The first reason that criminal oppression is not reducible to anti-Black oppression is that other social groups also engender treatment as ‘criminal’ depending on race, gender, class, disability status, immigration status, ethnicity, gender identity, and so on.  The reason that I was not treated as a criminal is not only that I am white, but also that I am cis, middle class, a woman, and not obviously disabled. I suspect that the interaction would have gone differently if I had unwashed hair and clothes or displayed certain kinds of disabilities. There is a criminal oppression and criminal privilege range, where middle class cis white women are almost always privileged qua criminal.
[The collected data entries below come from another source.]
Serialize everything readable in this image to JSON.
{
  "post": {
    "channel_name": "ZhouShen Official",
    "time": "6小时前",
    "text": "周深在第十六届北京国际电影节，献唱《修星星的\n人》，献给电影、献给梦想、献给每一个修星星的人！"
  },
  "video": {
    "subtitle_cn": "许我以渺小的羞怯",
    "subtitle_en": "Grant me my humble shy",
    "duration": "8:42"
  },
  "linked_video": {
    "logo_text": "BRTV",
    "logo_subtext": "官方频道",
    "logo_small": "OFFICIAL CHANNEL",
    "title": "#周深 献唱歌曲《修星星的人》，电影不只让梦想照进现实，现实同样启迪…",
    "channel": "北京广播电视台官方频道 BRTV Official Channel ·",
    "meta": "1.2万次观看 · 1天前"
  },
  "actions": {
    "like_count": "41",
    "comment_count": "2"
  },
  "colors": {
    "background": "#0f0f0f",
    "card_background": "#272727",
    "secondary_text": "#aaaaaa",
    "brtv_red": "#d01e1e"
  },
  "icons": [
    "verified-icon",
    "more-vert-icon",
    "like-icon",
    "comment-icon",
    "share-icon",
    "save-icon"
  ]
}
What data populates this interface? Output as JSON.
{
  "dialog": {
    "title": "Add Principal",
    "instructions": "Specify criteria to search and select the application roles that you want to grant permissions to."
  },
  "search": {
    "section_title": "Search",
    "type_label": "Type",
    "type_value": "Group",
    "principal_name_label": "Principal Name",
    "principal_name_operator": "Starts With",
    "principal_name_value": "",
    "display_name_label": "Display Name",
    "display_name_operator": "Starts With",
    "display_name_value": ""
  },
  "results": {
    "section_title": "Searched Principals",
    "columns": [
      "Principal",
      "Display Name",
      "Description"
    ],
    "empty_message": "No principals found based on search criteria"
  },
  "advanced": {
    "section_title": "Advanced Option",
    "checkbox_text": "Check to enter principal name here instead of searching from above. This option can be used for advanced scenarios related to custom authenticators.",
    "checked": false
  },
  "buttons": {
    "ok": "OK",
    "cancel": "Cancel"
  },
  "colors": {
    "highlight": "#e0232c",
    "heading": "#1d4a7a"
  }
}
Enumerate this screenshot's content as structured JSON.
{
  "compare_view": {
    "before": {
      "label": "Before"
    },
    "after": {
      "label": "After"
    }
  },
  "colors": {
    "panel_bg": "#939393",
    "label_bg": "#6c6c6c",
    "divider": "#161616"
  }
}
Other groups, such as young, black people living in highly policed and under resourced neighborhoods will almost always be oppressed qua criminal. Depending on one’s membership in various social groups and the contexts one finds oneself in, the same person may even find themselves on different points on that spectrum as they age, move to different neighborhoods, shop in certain stores, or wear different clothes. Thus, criminal oppression, like other oppressions, interacts with other group memberships to create what Kristie Dotson calls “ranges of jeopardization,” in her chapter “Making Sense: The Multistability of Oppression and the Importance of Intersectionality.” (49)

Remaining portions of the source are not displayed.